6 Main Differences Between Flu and Coronavirus
They both
spread by contact - Touching
a contaminated person or surface and then touching your face is a surefire way
to get sick. (It is also possible that Covid-19 can be spread via droplets in
the air from an infected person’s cough or sneeze.)
Many of the symptoms are similar - they both target the respiratory system,
and in varying ways. Both cause fevers, tiredness, and coughing. Severe
respiratory cases can become pneumonia, which can kill.
Here are
six differences between coronavirus and the flu:
1. Coronavirus appears to
spread more slowly than the flu.
This is probably the biggest difference between the two. The flu
has a shorter incubation
period (the time it takes for an infected person to show
symptoms) and a shorter serial
interval (or the time between successive cases). Coronavirus’s
serial interval is around five to six days, while the flu’s gap between cases is
more like three days, the WHO says. So flu still spreads more quickly.
2. Shedding
Viral shedding is what happens when a virus has infected a host,
has reproduced, and is now being released into the environment. It is what
makes a patient infectious. Some people start shedding the coronavirus within
two days of contracting it, and before they show symptoms, although this
probably isn’t the main way it is spreading, the WHO says. (However, one non-peer-reviewed article this week also suggests
that coronavirus patients are shedding huge amounts of the virus in these early
stages when they have either no symptoms or just mild ones.) The flu virus
typically sheds in the first two
days after symptoms start, and this can last for up to a week. But a study in The Lancet this week, which looked at
patients in China, showed that survivors were still shedding the coronavirus
for around 20 days (or until death). One was still shedding at 37 days, while
the shortest time detected was eight days. This suggests coronavirus patients
remain contagious for much longer than those with flu.
3. Secondary
infections.
As if
contracting coronavirus wasn’t bad enough, it leads to about two more secondary
infections on average. The flu can sometimes cause a secondary infection, usually pneumonia, but it’s
rare for a flu patient to get two infections
after the flu. The WHO warned that context is key (someone who contracts
coronavirus might already have been fighting another condition, for example).
4. Don’t blame snotty
kids—adults are passing coronavirus around.

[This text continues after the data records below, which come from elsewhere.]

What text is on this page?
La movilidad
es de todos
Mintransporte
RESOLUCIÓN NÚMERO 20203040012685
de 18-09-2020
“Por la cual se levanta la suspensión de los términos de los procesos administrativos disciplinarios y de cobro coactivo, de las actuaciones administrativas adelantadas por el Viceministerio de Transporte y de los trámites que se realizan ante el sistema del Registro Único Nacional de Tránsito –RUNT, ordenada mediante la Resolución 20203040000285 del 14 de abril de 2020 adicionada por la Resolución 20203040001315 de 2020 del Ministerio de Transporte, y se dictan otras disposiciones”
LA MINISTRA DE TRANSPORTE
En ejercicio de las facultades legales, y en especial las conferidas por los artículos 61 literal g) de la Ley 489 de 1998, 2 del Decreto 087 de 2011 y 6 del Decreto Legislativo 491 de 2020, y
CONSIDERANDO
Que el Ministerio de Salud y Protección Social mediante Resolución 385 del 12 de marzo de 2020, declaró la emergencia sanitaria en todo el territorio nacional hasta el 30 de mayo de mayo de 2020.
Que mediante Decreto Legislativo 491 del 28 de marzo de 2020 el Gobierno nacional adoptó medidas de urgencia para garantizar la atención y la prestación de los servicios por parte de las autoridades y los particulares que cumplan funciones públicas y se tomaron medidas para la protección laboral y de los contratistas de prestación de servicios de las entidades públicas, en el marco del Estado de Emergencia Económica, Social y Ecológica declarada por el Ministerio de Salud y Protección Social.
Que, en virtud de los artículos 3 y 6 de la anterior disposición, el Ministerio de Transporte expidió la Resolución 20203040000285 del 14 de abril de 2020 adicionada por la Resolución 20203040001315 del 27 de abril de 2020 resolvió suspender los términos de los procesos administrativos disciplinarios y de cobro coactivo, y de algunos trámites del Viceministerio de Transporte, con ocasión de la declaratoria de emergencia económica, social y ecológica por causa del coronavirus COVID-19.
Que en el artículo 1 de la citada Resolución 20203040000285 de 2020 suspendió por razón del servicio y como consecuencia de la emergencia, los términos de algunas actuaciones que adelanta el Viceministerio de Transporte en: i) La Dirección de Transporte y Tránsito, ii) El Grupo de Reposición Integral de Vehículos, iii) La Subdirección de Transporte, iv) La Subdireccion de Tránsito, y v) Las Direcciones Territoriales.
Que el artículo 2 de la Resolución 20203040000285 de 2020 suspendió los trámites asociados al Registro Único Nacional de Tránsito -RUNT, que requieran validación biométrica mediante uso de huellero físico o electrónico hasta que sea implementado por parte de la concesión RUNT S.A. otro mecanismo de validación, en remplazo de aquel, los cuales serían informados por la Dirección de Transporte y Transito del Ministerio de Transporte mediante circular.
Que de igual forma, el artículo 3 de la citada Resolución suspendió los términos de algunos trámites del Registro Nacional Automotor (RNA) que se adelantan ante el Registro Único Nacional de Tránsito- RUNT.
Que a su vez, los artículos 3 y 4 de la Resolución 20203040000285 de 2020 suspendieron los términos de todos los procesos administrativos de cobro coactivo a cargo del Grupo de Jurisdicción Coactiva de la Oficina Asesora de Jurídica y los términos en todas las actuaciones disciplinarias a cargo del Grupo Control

While kids are the primary culprits for flu transmission,
this coronavirus seems to be passed between adults. That also means adults are
getting hit hardest—especially those who are older and have underlying medical
conditions. Experts are baffled as
to why kids seem protected from the
worst effects of the coronavirus, according to the Washington Post. Some say
they might already have some immunity from other versions of the coronavirus
that appear in the common cold; another theory is that kids’ immune systems are
always on high alert and might simply be faster than adults’ in battling
Covid-19.
5. Coronavirus is far
deadlier than the flu.
Thus far,
the mortality rate for coronavirus (the number of reported cases divided by the
number of deaths) is around 3% to 4%, although it’s likely to be lower because
many cases have not yet been reported. The flu rate is 0.1%.
6. There is no cure or vaccine for the coronavirus.
Not yet, anyway, although
work is underway. There is, however, a flu vaccine—and everyone should
get it, not least because being vaccinated could help lessen the load on
overstretched medical services in the coming weeks.